To solve this problem, most databases provide an object called a Cursor which fetches some of the results but not necessarily all of them at once.
When you ask a cursor for the next result, it will automatically go back to the database to fetch the next page if needed.
Transaction
One thing database servers are good for is handling many different queries happening simultaneously.
A transaction wraps up serveral operations so that they all happen together.
For example, when making a transfer between two bank accounts, you want the withdrawal and the deposit to happen as one transaction.
If any step in the transaction fails, the transaction is rolled back -- all its changes are reverted and no other connection will ever see the changes.
If everything succeeds, the transaction is committed and other connections can see all the changes.
This is known as an atomic operation -- several actions behaving as one.
Blob
BLOB stands for "Binary Large Object" but it is also a good metaphor.
A BLOB is any piece of data that the database treats like a blob -- it does not look inside it, doesn't know its value, can't sort based on it, allows it to be arbitrarily small or large, etc.
Example: an profile picture image file
Storing BLOBs is often very convenient, and is useful for prototyping or for apps with low-to-middling performance requirements.
But in high-performance web applications, it's often a better idea to store media files in a CDN like Amazon S3; in your database, instead of a blob, store a URL or id pointing to that file in the CDN.
Join
In relational databases, the data is organized in tables and different records are connected only indirectly, using foreign keys.
So if a Person
has an Address
, and those are stored in separate tables, if you want to get a person and their address in a single query, you need to join those tables together.

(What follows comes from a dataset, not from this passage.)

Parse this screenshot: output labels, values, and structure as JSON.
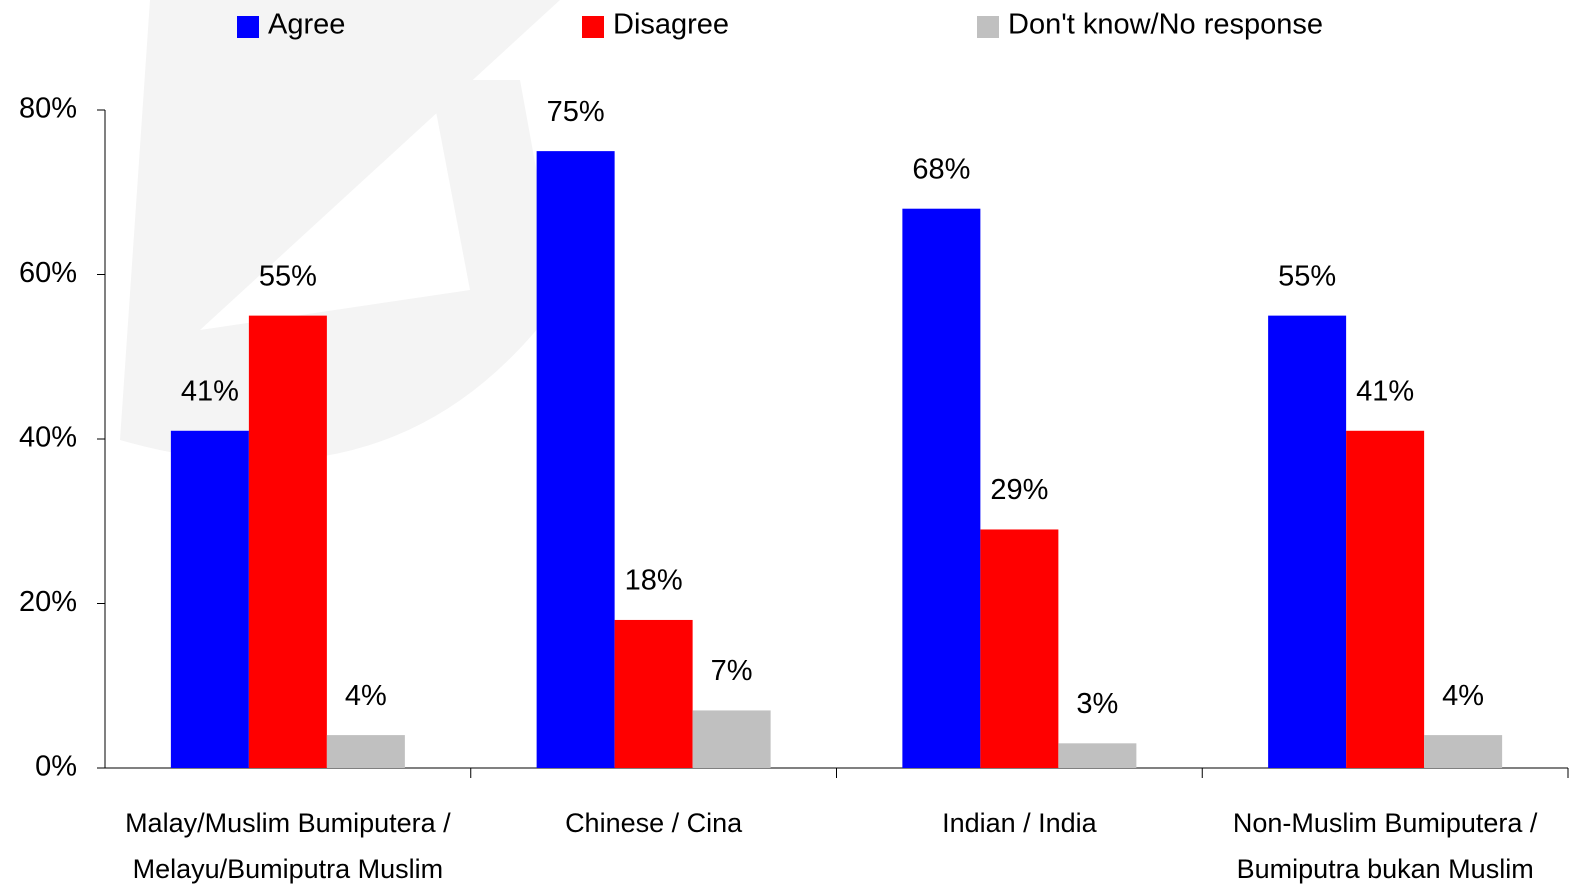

The syntax and usage of joins can get very complicated, but at heart it's straightforward:
- given A and B, return A+B together
In SQL:
SELECT person.id, person.name, address.person_id, address.street, ...
FROM person
JOIN address
ON person.id = address.person_id
In document DBs, joins are often not necessary because...
In NoSQL databases, documents contain their contents
In SQL databases, the contents point to their containers.
see https://www.geeksforgeeks.org/sql-join-set-1-inner-left-right-and-full-joins/
Schema
a schema defines the types, names, valid values of a database
in SQL the schema is explicit and must be defined before inserting any data
in NoSQL, often, the schema is implicit and it's up to the application developer to ensure the data conforms to the application's needs, but you can use frameworks such as mongoose for schema validation.